29 juin 2026

During A Violent Storm, A Woman Sheltered Four Wolves — By Morning, Her Home Was Unrecognizable

What the Wolves Knew
After my husband’s death, I sold the apartment and moved into my old family home, which I had inherited from my mother, who had inherited it from hers.

The house stood at the edge of the village, almost right by the forest. From the front windows you could see the road and three other houses and the church steeple beyond the hill. From the back windows there was nothing but trees—dark spruce and old birch, packed close together, beginning twenty meters from the rear wall. My mother had never liked those windows. She kept the curtains drawn on that side of the house even in summer, even in daylight, the heavy dark curtains that smelled of the cedar sachets she replaced every spring. As a child I thought this was simply her way—one of those inexplicable habits adults maintain without explanation. Later I understood it as something else: the specific aversion of someone who has made a private agreement with herself not to look at certain things too closely.

My mother was a practical woman in most respects. But the forest-side windows were not a practical matter.
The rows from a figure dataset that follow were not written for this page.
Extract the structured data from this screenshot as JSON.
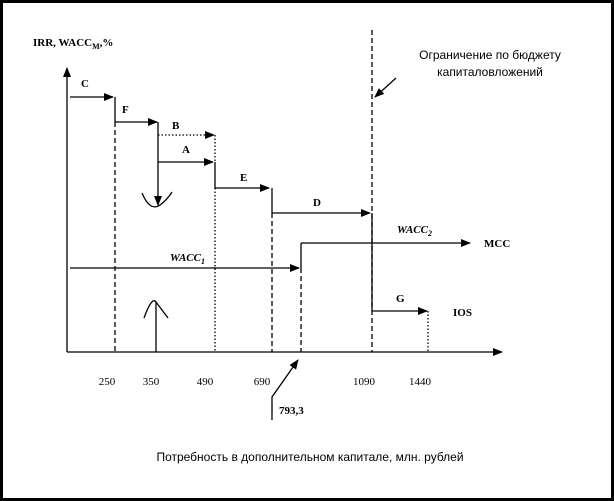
{
  "y_axis_label": {
    "main": "IRR, WACC",
    "sub": "M",
    "tail": ",%"
  },
  "budget_note": [
    "Ограничение по бюджету",
    "капиталовложений"
  ],
  "steps": {
    "C": "C",
    "F": "F",
    "B": "B",
    "A": "A",
    "E": "E",
    "D": "D",
    "G": "G"
  },
  "wacc1": {
    "main": "WACC",
    "sub": "1"
  },
  "wacc2": {
    "main": "WACC",
    "sub": "2"
  },
  "mcc": "MCC",
  "ios": "IOS",
  "x_ticks": [
    "250",
    "350",
    "490",
    "690",
    "1090",
    "1440"
  ],
  "breakpoint": "793,3",
  "caption": "Потребность в дополнительном капитале, млн. рублей"
}
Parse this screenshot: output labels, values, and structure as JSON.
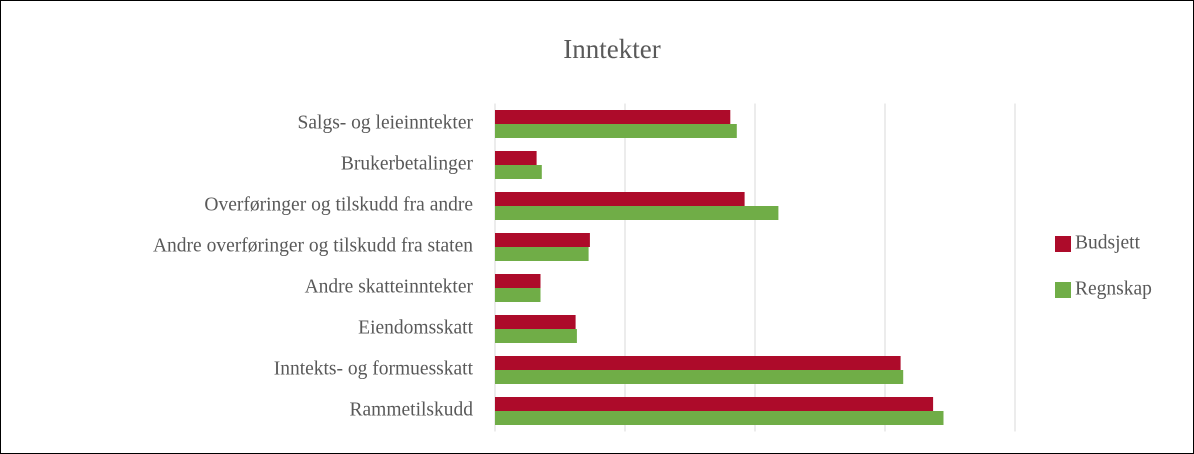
{
  "chart_data": {
    "type": "bar",
    "orientation": "horizontal",
    "title": "Inntekter",
    "categories": [
      "Salgs- og leieinntekter",
      "Brukerbetalinger",
      "Overføringer og tilskudd fra andre",
      "Andre overføringer og tilskudd fra staten",
      "Andre skatteinntekter",
      "Eiendomsskatt",
      "Inntekts- og formuesskatt",
      "Rammetilskudd"
    ],
    "series": [
      {
        "name": "Budsjett",
        "color": "#ad0b2a",
        "values": [
          1.81,
          0.32,
          1.92,
          0.73,
          0.35,
          0.62,
          3.12,
          3.37
        ]
      },
      {
        "name": "Regnskap",
        "color": "#70ad47",
        "values": [
          1.86,
          0.36,
          2.18,
          0.72,
          0.35,
          0.63,
          3.14,
          3.45
        ]
      }
    ],
    "xlim": [
      0,
      4
    ],
    "xticks": [
      0,
      1,
      2,
      3,
      4
    ],
    "grid": true,
    "legend": "right"
  }
}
I had not been back in eleven years. Not since her funeral, which had been in winter, the ground frozen, the air so cold that the priest’s breath made small clouds as he spoke. I had stood at the edge of the grave and thought: I will deal with the house in the spring. Then spring came and I had not dealt with it, because dealing with a house meant returning to it, and returning to it meant confronting the extent to which I had let it gather dust and silence while I was busy with my city life. Then years passed. I was busy with the apartment, the marriage, the routines that accumulate around a person until they become the person themselves. And then my husband died, and the routines lost their shape overnight. They fell apart the way routines do when the person they organized around is gone—not all at once but gradually, first the morning habits, then the evening ones, then the middle of the day, until I found myself standing in the empty apartment on a Tuesday afternoon with nowhere to be and nothing that needed to be done.